Ove Robert Aunli (born 12 March 1956 in Hemne Municipality) is a Norwegian former cross-country skier. He took the Olympic bronze medal in 1980 Lake Placid when Thomas Wassberg beat Juha Mieto by one-hundredth of a second for the gold medal, and won a silver medal as part of Norway's 4 × 10 km relay team.

Aunli found his biggest success at the FIS Nordic World Ski Championships, winning six medals. This included two golds (4 × 10 km: 1982, 1985), one silver (30 km: 1985), and three bronzes (4 × 10 km: 1978, 1987; 50 km: 1985).

Aunli represented the clubs Kyrksæterøra IL and Strindheim IL.

He is married to Berit Aunli.

==Cross-country skiing results==
All results are sourced from the International Ski Federation (FIS).

===Olympic Games===
- 2 medals – (1 silver, 1 bronze)

| Year | Age | 15 km | 30 km | 50 km | 4 × 10 km relay |
|---|---|---|---|---|---|
| 1980 | 23 | Bronze | 8 | — | Silver |
| 1984 | 27 | DSQ | — | DNF | 4 |

===World Championships===
- 6 medals – (2 gold, 1 silver, 3 bronze)

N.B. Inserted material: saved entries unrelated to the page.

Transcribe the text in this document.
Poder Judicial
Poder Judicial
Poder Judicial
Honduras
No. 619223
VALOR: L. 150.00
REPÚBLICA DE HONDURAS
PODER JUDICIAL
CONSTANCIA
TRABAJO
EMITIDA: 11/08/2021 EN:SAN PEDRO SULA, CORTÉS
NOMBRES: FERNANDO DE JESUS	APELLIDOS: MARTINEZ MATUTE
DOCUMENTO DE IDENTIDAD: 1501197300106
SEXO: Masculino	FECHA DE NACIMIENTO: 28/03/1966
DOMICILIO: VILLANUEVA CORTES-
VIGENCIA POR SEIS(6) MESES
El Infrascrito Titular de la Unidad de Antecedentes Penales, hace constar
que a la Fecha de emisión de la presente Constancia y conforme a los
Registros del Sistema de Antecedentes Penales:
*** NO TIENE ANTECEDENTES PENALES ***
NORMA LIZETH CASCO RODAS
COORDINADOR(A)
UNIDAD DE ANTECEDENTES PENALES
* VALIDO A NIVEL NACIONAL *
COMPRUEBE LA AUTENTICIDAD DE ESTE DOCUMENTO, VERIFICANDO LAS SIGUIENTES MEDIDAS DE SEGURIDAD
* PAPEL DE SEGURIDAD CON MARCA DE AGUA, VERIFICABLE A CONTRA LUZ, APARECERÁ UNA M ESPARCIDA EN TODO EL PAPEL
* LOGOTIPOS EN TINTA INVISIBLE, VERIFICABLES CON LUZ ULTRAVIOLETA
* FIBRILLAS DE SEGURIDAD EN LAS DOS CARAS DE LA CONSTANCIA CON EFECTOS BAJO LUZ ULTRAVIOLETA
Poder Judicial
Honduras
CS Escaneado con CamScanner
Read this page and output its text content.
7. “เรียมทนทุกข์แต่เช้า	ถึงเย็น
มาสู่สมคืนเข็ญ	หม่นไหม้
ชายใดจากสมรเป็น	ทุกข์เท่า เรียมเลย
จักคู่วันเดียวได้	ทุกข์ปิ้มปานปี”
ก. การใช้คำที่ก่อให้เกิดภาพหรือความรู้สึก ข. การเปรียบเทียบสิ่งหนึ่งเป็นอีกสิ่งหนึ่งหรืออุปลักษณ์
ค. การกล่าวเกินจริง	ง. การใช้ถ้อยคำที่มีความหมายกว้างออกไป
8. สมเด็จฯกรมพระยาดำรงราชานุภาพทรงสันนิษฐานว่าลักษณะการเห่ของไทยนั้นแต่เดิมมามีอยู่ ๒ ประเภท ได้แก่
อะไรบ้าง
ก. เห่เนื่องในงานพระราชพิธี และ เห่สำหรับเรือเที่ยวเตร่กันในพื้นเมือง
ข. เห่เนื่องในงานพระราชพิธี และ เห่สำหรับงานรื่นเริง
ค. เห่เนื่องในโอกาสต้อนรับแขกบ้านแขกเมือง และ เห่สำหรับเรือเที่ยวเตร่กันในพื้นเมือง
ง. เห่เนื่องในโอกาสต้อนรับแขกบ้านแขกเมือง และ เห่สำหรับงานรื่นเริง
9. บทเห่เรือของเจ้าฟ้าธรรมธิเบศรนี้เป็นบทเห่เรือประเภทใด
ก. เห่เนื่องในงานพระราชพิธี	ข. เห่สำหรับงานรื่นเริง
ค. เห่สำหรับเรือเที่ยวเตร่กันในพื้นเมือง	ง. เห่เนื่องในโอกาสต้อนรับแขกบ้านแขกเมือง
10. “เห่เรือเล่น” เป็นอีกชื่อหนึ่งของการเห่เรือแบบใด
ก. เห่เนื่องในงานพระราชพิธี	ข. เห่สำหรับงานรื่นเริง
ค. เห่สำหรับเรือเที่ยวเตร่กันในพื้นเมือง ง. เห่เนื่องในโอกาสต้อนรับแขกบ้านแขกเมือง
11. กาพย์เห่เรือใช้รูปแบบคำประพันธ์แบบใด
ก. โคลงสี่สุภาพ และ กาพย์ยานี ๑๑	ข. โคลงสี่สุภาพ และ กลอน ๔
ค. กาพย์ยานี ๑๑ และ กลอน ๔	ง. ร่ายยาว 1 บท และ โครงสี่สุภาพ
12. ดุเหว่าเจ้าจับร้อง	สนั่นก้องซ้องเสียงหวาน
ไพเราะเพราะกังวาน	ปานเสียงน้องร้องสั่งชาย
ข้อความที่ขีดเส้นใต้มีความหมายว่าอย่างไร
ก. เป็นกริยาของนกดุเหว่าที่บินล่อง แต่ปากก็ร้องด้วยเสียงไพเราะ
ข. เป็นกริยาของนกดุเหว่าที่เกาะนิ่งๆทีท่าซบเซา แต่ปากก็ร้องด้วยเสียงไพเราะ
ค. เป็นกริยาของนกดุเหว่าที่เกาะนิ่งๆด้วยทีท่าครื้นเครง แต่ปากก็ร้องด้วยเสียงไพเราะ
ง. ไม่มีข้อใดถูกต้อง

| Year | Age | 15 km | 30 km | 50 km | 4 × 10 km relay |
|---|---|---|---|---|---|
| 1978 | 21 | 10 | — | — | Bronze |
| 1982 | 25 | 11 | 4 | — | Gold |
| 1985 | 28 | 9 | Silver | Bronze | Gold |
| 1987 | 30 | — | 19 | — | Bronze |

===World Cup===
====Season standings====

| Season | Age | Overall |
|---|---|---|
| 1982 | 26 | 14 |
| 1983 | 27 | 48 |
| 1984 | 28 | 12 |
| 1985 | 29 | 3rd place, bronze medalist(s) |
| 1986 | 30 | 24 |
| 1987 | 31 | 27 |

====Individual podiums====
- 1 victory
- 5 podiums

| No. | Season | Date | Location | Race | Level | Place |
| 1 | 1983–84 | 16 December 1983 | AUT Ramsau, Austria | 30 km Individual | World Cup | 2nd |
| 2 | 1984–85 | 15 December 1984 | SWI Davos, Switzerland | 30 km Individual | World Cup | 1st |
| 3 | 18 January 1985 | AUT Seefeld, Austria | 30 km Individual | World Championships^{[1]} | 2nd |
| 4 | 27 January 1985 | AUT Seefeld, Austria | 50 km Individual | World Championships^{[1]} | 3rd |
| 5 | 1985–86 | 14 December 1985 | USA Biwabik, United States | 30 km Individual F | World Cup | 3rd |

====Team podiums====

- 2 victories
- 5 podiums

| No. | Season | Date | Location | Race | Level | Place | Teammates |
| 1 | 1981–82 | 25 February 1982 | NOR Oslo, Norway | 4 × 10 km Relay | World Championships^{[1]} | 1st | Eriksen / Mikkelsplass / Brå |
| 2 | 1984–85 | 24 February 1985 | AUT Seefeld, Austria | 4 × 10 km Relay | World Championships^{[1]} | 1st | Monsen / Mikkelsplass / Holte |
| 3 | 17 March 1985 | NOR Oslo, Norway | 4 × 10 km Relay | World Cup | 3rd | Hole / Mikkelsplass / Ulvang |
| 4 | 1986–87 | 17 February 1987 | West Germany Oberstdorf, West Germany | 4 × 10 Relay F | World Championships^{[1]} | 3rd | Ulvang / Mikkelsplass / Langli |
| 5 | 8 March 1987 | SWE Falun, Sweden | 4 × 10 km Relay C | World Cup | 3rd | Mikkelsplass / Ulvang / Langli |

Note: Until the 1999 World Championships, World Championship races were included in the World Cup scoring system.